Réanimer la mémoire pour lutter contre toutes formes d’oppression

Ces deux expositions sont l’occasion pour ceux qui connaissent peu ou mal l’histoire de l’esclavage ou qui voudraient la gommer, de la découvrir, de l’approfondir, voire d’oser enfin la regarder. Archives, portraits, objets, écrits d’époque, comme la lettre de Toussaint Louverture ou la version originale du Code noir préparé par Jean-Baptiste Colbert, sur ordre du roi Louis XIV, dont il était un des ministres.

Autant de documents qui racontent cette période sombre. Avec une lueur d’espoir toutefois. Car le système colonial esclavagiste a suscité résistances et oppositions. Loin de subir leur sort, nombre d’esclaves sont devenus les acteurs de leur libération.
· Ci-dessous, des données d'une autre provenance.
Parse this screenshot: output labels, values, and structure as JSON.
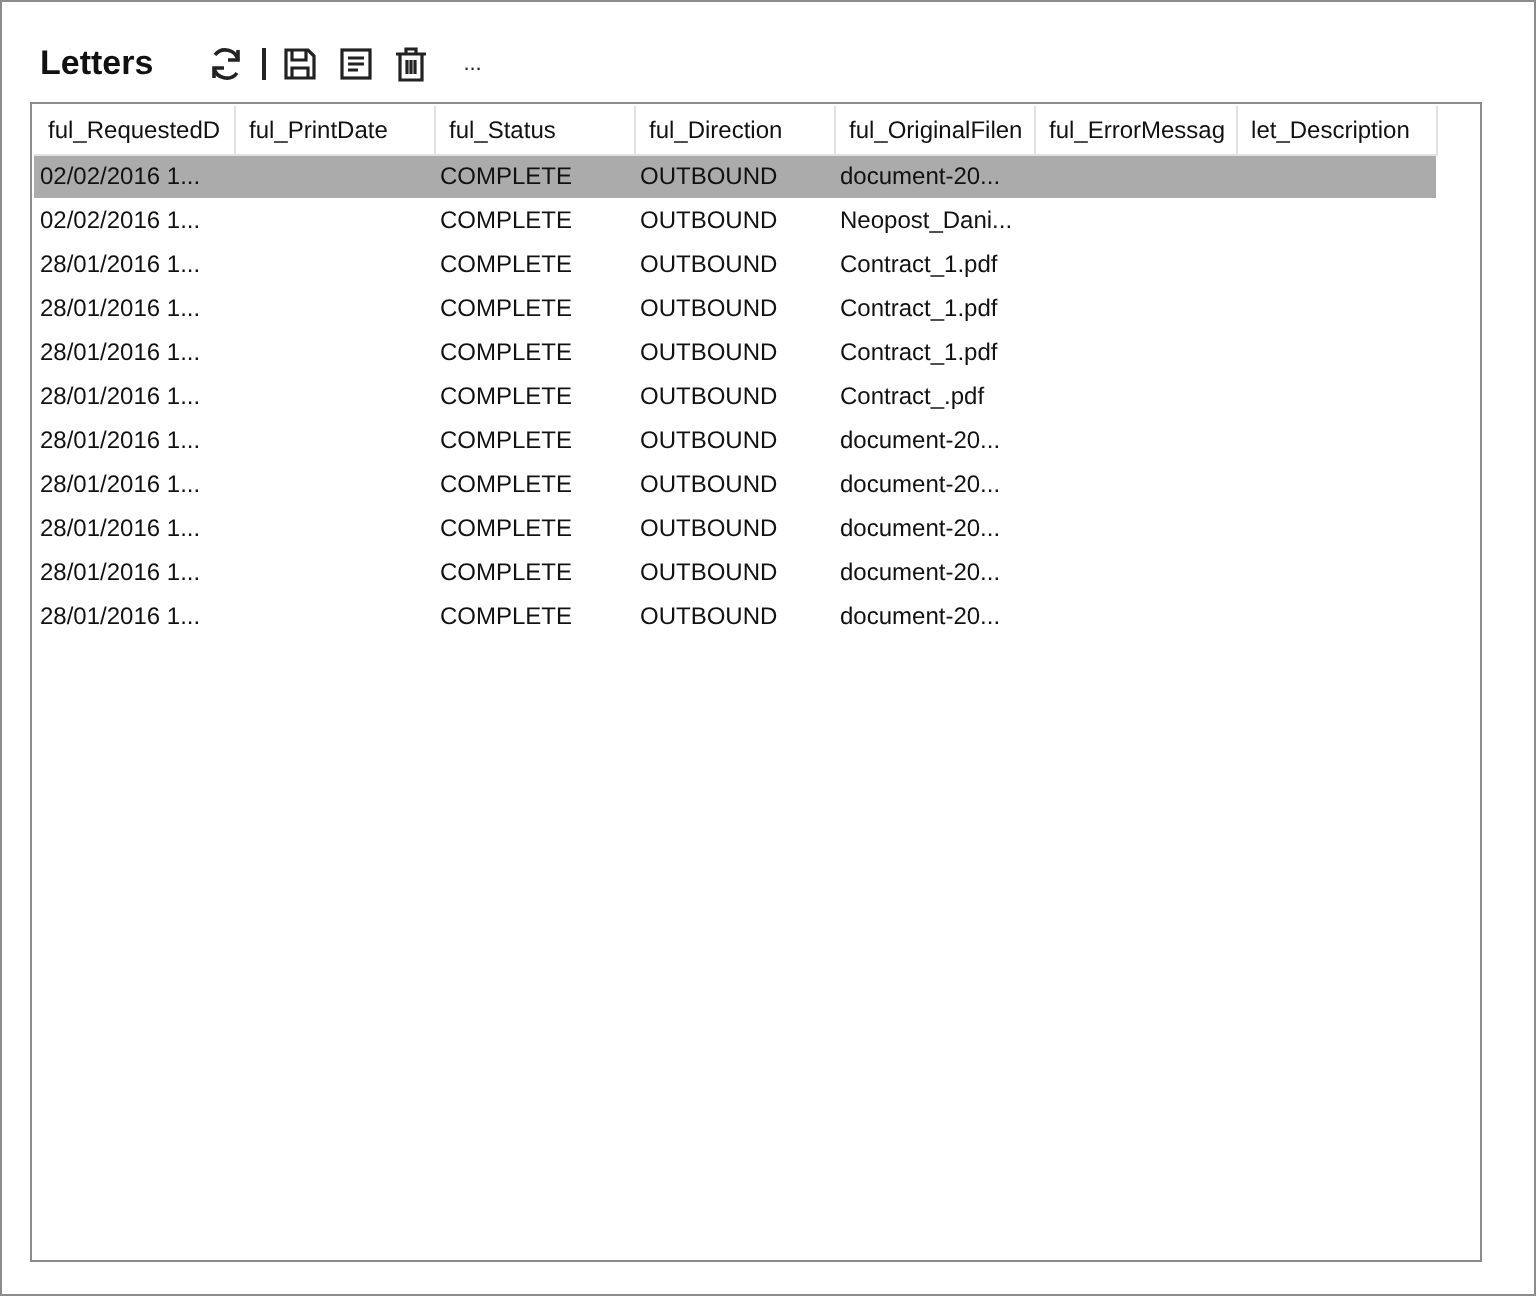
{
  "title": "Letters",
  "toolbar": [
    {
      "kind": "refresh"
    },
    {
      "kind": "separator"
    },
    {
      "kind": "save"
    },
    {
      "kind": "details"
    },
    {
      "kind": "delete"
    },
    {
      "kind": "more",
      "label": "..."
    }
  ],
  "table": {
    "columns": [
      "ful_RequestedD",
      "ful_PrintDate",
      "ful_Status",
      "ful_Direction",
      "ful_OriginalFilen",
      "ful_ErrorMessag",
      "let_Description"
    ],
    "rows": [
      {
        "selected": true,
        "requested_date": "02/02/2016 1...",
        "status": "COMPLETE",
        "direction": "OUTBOUND",
        "original_filename": "document-20..."
      },
      {
        "selected": false,
        "requested_date": "02/02/2016 1...",
        "status": "COMPLETE",
        "direction": "OUTBOUND",
        "original_filename": "Neopost_Dani..."
      },
      {
        "selected": false,
        "requested_date": "28/01/2016 1...",
        "status": "COMPLETE",
        "direction": "OUTBOUND",
        "original_filename": "Contract_1.pdf"
      },
      {
        "selected": false,
        "requested_date": "28/01/2016 1...",
        "status": "COMPLETE",
        "direction": "OUTBOUND",
        "original_filename": "Contract_1.pdf"
      },
      {
        "selected": false,
        "requested_date": "28/01/2016 1...",
        "status": "COMPLETE",
        "direction": "OUTBOUND",
        "original_filename": "Contract_1.pdf"
      },
      {
        "selected": false,
        "requested_date": "28/01/2016 1...",
        "status": "COMPLETE",
        "direction": "OUTBOUND",
        "original_filename": "Contract_.pdf"
      },
      {
        "selected": false,
        "requested_date": "28/01/2016 1...",
        "status": "COMPLETE",
        "direction": "OUTBOUND",
        "original_filename": "document-20..."
      },
      {
        "selected": false,
        "requested_date": "28/01/2016 1...",
        "status": "COMPLETE",
        "direction": "OUTBOUND",
        "original_filename": "document-20..."
      },
      {
        "selected": false,
        "requested_date": "28/01/2016 1...",
        "status": "COMPLETE",
        "direction": "OUTBOUND",
        "original_filename": "document-20..."
      },
      {
        "selected": false,
        "requested_date": "28/01/2016 1...",
        "status": "COMPLETE",
        "direction": "OUTBOUND",
        "original_filename": "document-20..."
      },
      {
        "selected": false,
        "requested_date": "28/01/2016 1...",
        "status": "COMPLETE",
        "direction": "OUTBOUND",
        "original_filename": "document-20..."
      }
    ]
  }
}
Le souffle des figures héroïques qui ont porté ces luttes, doit inspirer les combats d’aujourd’hui contre toutes les formes d’oppression et d’exploitation, qui n’ont pas disparu dans les sociétés modernes

Ces expositions éclairent l’histoire des luttes abolitionnistes et de ses acteurs, qui comptent dans leurs rangs quelques francs-maçons. Elles permettent également d’honorer la mémoire des personnes durement marquées par l’esclavage et de célébrer les héritages culturels des communautés qui ont été impactées. Enfin, elles montrent l’importance de la lutte contre l’oppression.

Rien n’est inéluctable ni définitif. Le souffle des figures héroïques qui ont porté ces luttes, doit inspirer les combats d’aujourd’hui contre toutes les formes d’oppression et d’exploitation, qui n’ont pas disparu dans les sociétés modernes.

Expositions-Infos pratiques

  • Lieu : Panthéon, Place du Panthéon, Paris 75005.
  • Durée : du 9 novembre 2023 au 11 février 2024.
  • Horaires :10h – 17h30
  • Tarifs : Adulte : 11,50 € – Gratuit pour les – de 26 ans en individuel – Groupe : réservation obligatoire.